Total RNA was extracted from LECs transfected with Adv-NC or Adv-Efnb2 using TRIzol Reagent. Next, RNA was reverse-transcribed and amplified according to the manufacturer’s instructions. Sequencing libraries were built on the Illumina Novaseq 6000 platform (Genedenovo, Guangzhou, China). First, we removed reads containing sequencing adapters or reads of poor quality in raw data. Second, transcriptional reads were mapped to the human genome (GRCh38) using HISAT2. For a threshold of log₂ fold change ≥2.0 and adjusted P < 0.05, the differentially expressed genes (DEGs) were identified using DESeq2. The RNA-seq analysis were performed by Genedenovo, using standard and consistent procedures. For functional analysis, KEGG or GO enrichment analysis was performed using the R package of clusterProfiler.
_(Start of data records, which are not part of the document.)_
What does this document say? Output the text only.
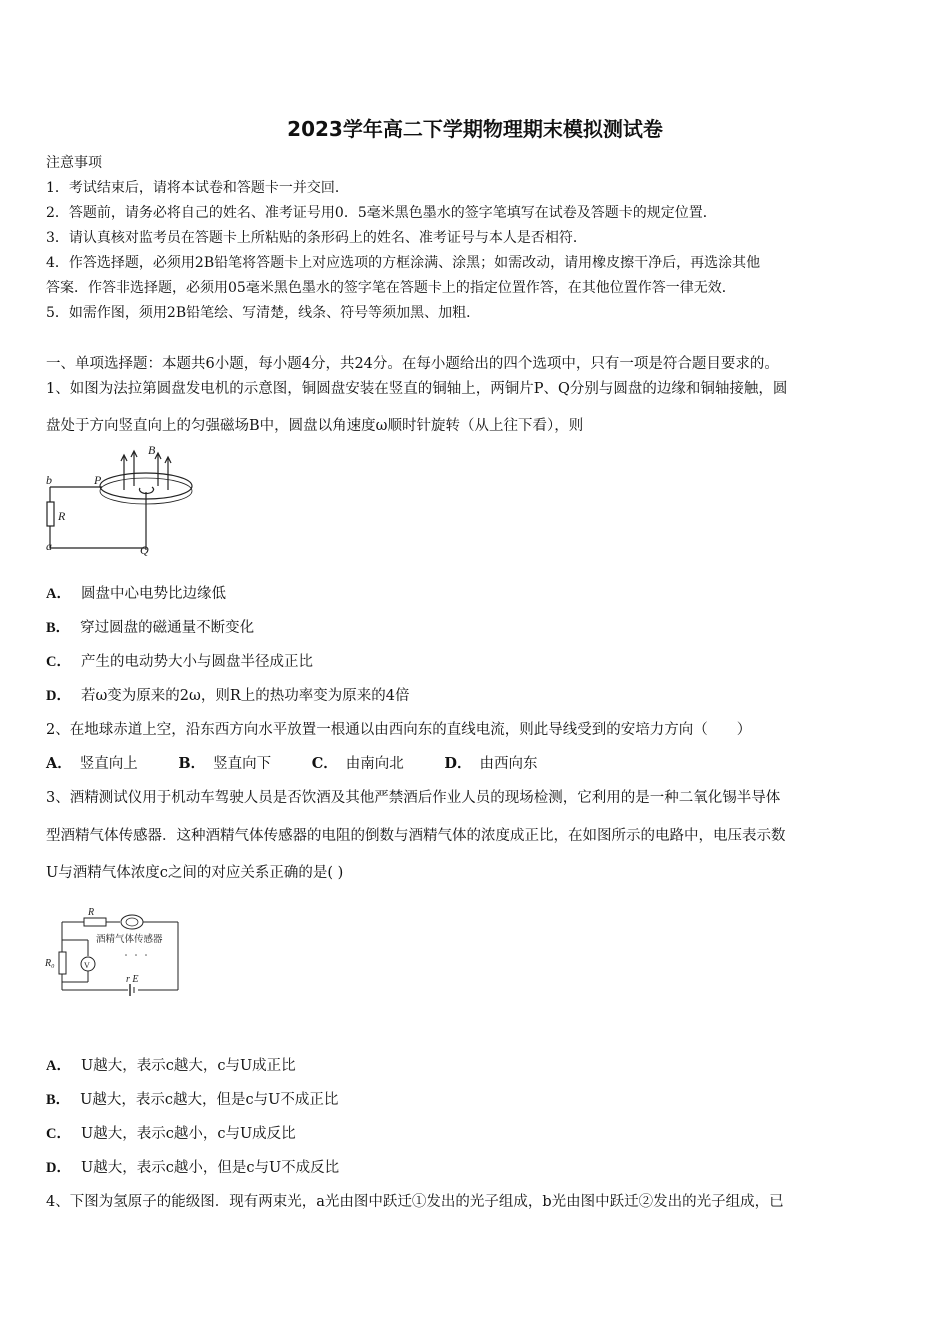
2023学年高二下学期物理期末模拟测试卷
注意事项
1．考试结束后，请将本试卷和答题卡一并交回．
2．答题前，请务必将自己的姓名、准考证号用0．5毫米黑色墨水的签字笔填写在试卷及答题卡的规定位置．
3．请认真核对监考员在答题卡上所粘贴的条形码上的姓名、准考证号与本人是否相符．
4．作答选择题，必须用2B铅笔将答题卡上对应选项的方框涂满、涂黑；如需改动，请用橡皮擦干净后，再选涂其他
答案．作答非选择题，必须用05毫米黑色墨水的签字笔在答题卡上的指定位置作答，在其他位置作答一律无效．
5．如需作图，须用2B铅笔绘、写清楚，线条、符号等须加黑、加粗．
一、单项选择题：本题共6小题，每小题4分，共24分。在每小题给出的四个选项中，只有一项是符合题目要求的。
1、如图为法拉第圆盘发电机的示意图，铜圆盘安装在竖直的铜轴上，两铜片P、Q分别与圆盘的边缘和铜轴接触，圆
盘处于方向竖直向上的匀强磁场B中，圆盘以角速度ω顺时针旋转（从上往下看），则
b	P
B
R
a	Q
A． 圆盘中心电势比边缘低
B． 穿过圆盘的磁通量不断变化
C． 产生的电动势大小与圆盘半径成正比
D． 若ω变为原来的2ω，则R上的热功率变为原来的4倍
2、在地球赤道上空，沿东西方向水平放置一根通以由西向东的直线电流，则此导线受到的安培力方向（　　）
A． 竖直向上	B． 竖直向下	C． 由南向北	D． 由西向东
3、酒精测试仪用于机动车驾驶人员是否饮酒及其他严禁酒后作业人员的现场检测，它利用的是一种二氧化锡半导体
型酒精气体传感器．这种酒精气体传感器的电阻的倒数与酒精气体的浓度成正比，在如图所示的电路中，电压表示数
U与酒精气体浓度c之间的对应关系正确的是( )
R
R₀	V
r E
酒精气体传感器
A． U越大，表示c越大，c与U成正比
B． U越大，表示c越大，但是c与U不成正比
C． U越大，表示c越小，c与U成反比
D． U越大，表示c越小，但是c与U不成反比
4、下图为氢原子的能级图．现有两束光，a光由图中跃迁①发出的光子组成，b光由图中跃迁②发出的光子组成，已
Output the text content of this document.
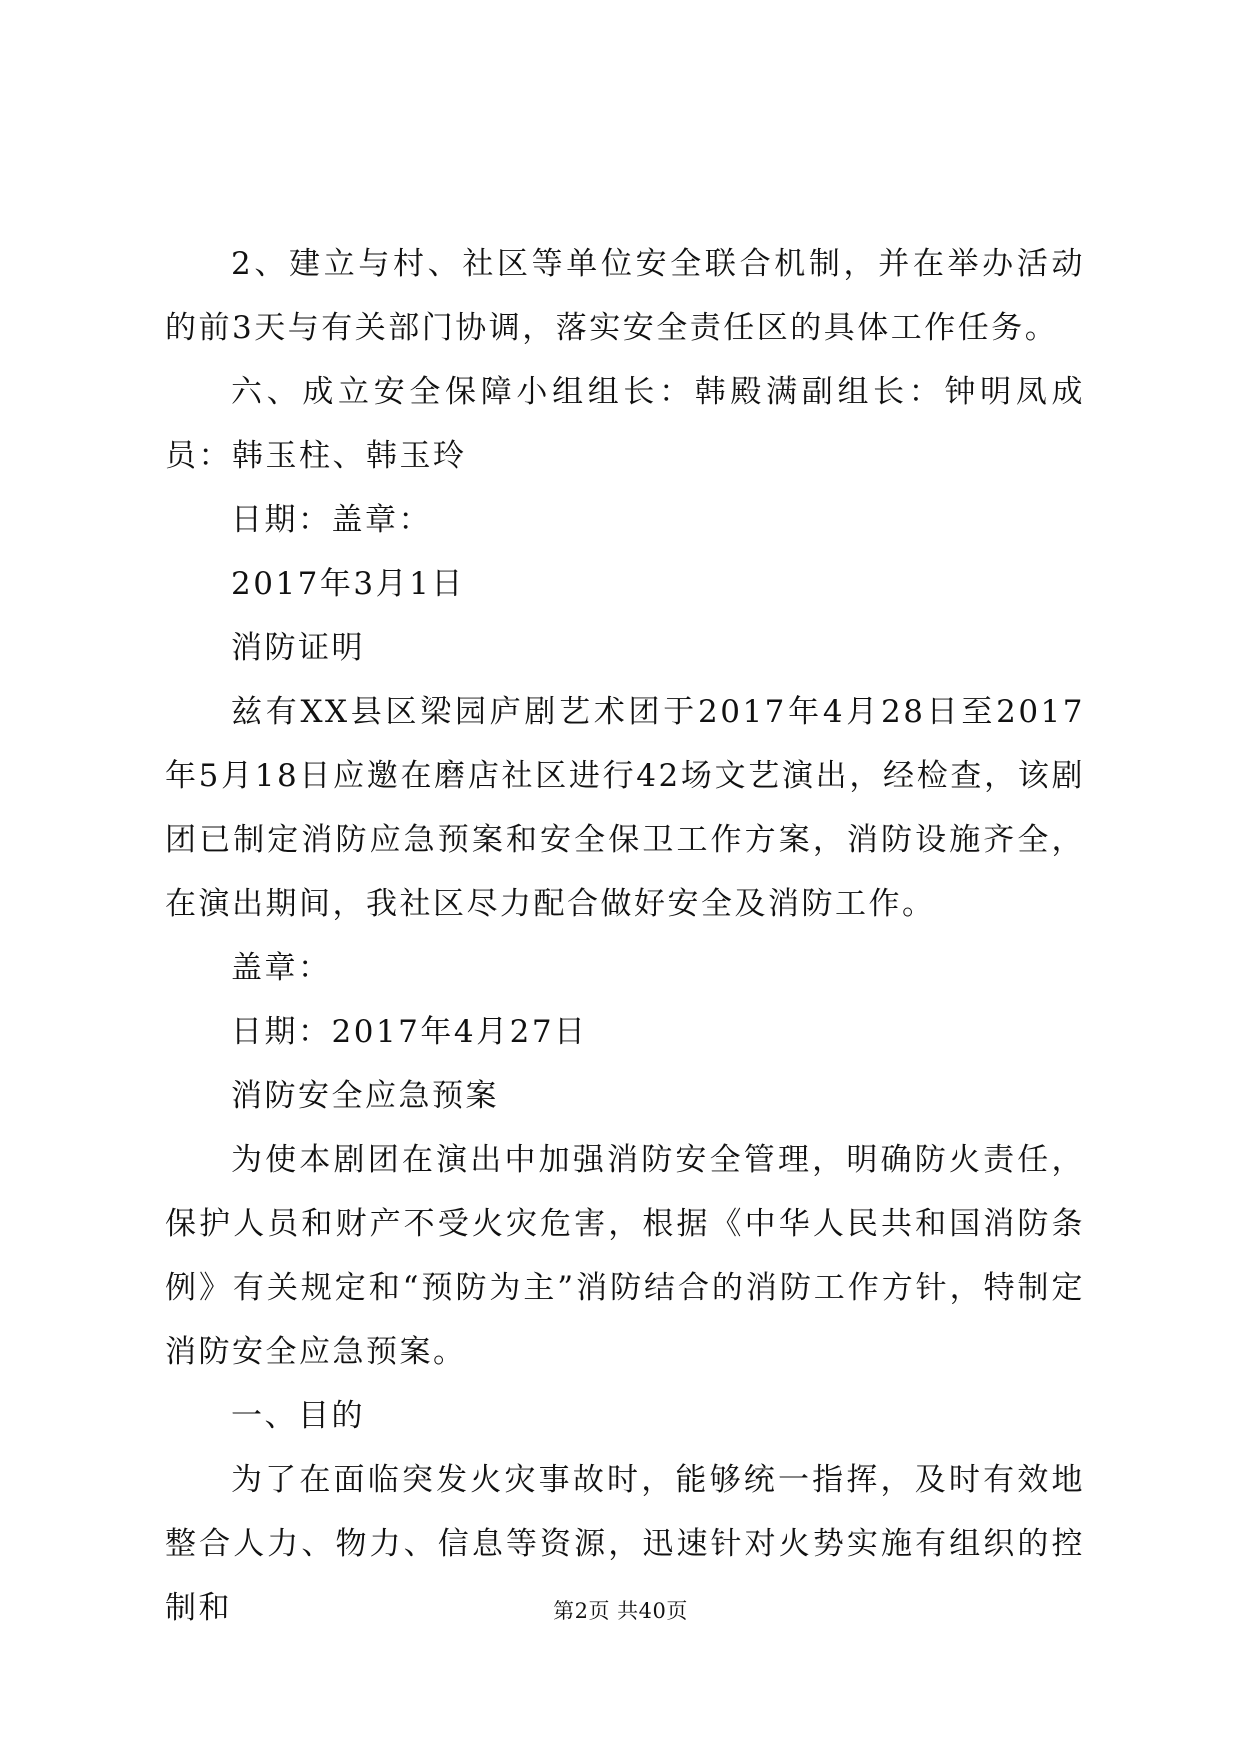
2、建立与村、社区等单位安全联合机制，并在举办活动的前3天与有关部门协调，落实安全责任区的具体工作任务。

六、成立安全保障小组组长：韩殿满副组长：钟明凤成员：韩玉柱、韩玉玲

日期：盖章：

2017年3月1日

消防证明

兹有XX县区梁园庐剧艺术团于2017年4月28日至2017年5月18日应邀在磨店社区进行42场文艺演出，经检查，该剧团已制定消防应急预案和安全保卫工作方案，消防设施齐全，在演出期间，我社区尽力配合做好安全及消防工作。

盖章：

日期：2017年4月27日

消防安全应急预案

为使本剧团在演出中加强消防安全管理，明确防火责任，保护人员和财产不受火灾危害，根据《中华人民共和国消防条例》有关规定和“预防为主”消防结合的消防工作方针，特制定消防安全应急预案。

一、目的

为了在面临突发火灾事故时，能够统一指挥，及时有效地整合人力、物力、信息等资源，迅速针对火势实施有组织的控制和	第2页 共40页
Structure-based docking model analysis between ISL1 and CDK5

The protein structure of ISL1 was predicted by the SWISS-MODEL (www.swissmodel.expasy.org) with Protein Data Bank (PDB) structure 4JCJ, chain B (sequence identity, 96.99%) as the template. The experimental structure of CDK5 was obtained from the PDB database (PDB ID:4AUB, chain A). Structures of proteins were uploaded to the ClusPro (https://cluspro.org/help.php) to predict their docking model. The resulting docking model was visualized by the PyMol (open-source version).

Statistical analysis

Data were presented as mean ± standard error of the mean (SEM) or standard deviation (SD). The number of biological replicates (n) is indicated in each figure legend. All statistical analyses were conducted using GraphPad Prism 8.0 software (GraphPad Software, Inc., La Jolla, CA) or R 4.0.1 software (R Foundation for Statistical Computing, Vienna, Austria). Normality of the data was determined by the Shapiro-Wilk test. For data that satisfied the normality assumption, we used with two-tailed unpaired Student’s test for the comparison between two groups or one-way or two-way repeated measurement ANOVA with Tukey post-hoc test for multiple group comparisons. Otherwise, we analyzed with the non-parametric Mann–Whitney U test for the comparison between two groups or the Kruskal–Wallis with Dunn test for multiple group comparisons. The correlation analysis was performed using the ggplot2 package in R software. Statistical significance was considered at *P < 0.05, **P < 0.01, ***P < 0.001, and ****P < 0.0001.

Author contributions

Yingnan Bai, Shijun Wang, and Yunzeng Zou conceived and designed the study, Liming Chen, Fanghao Guo, Jinghong Zhang, Jinlin Hu, Xuefei Tao, Lifan Yang, Ting Gong, and Shijun Wang carried out the research, Yu Lei provided LECs, Xueying Chen, Nan Qiu, and Yawei Jin collected the samples, Wenyi Li provided transgenic mice, Yingnan Bai, Shijun Wang, and Liming Chen analyzed and interpreted the results, Qing Lu analyzed lymphatic imaging, Yingnan Bai, Qing Jing, Chengchao Ruan, Shijun Wang, John Cooke, Junbo Ge and Yunzeng Zou wrote and revised the manuscripts. All authors have read and approved the article.

Data availability

The accession number for the RNA-seq data reported in this paper is GSE279328. Any additional information will be available from the lead contact upon request.

Conflict of interest

The authors declare no competing interests.

Supplementary information

The online version contains supplementary material available at 10.1038/s41392-024-02019-4.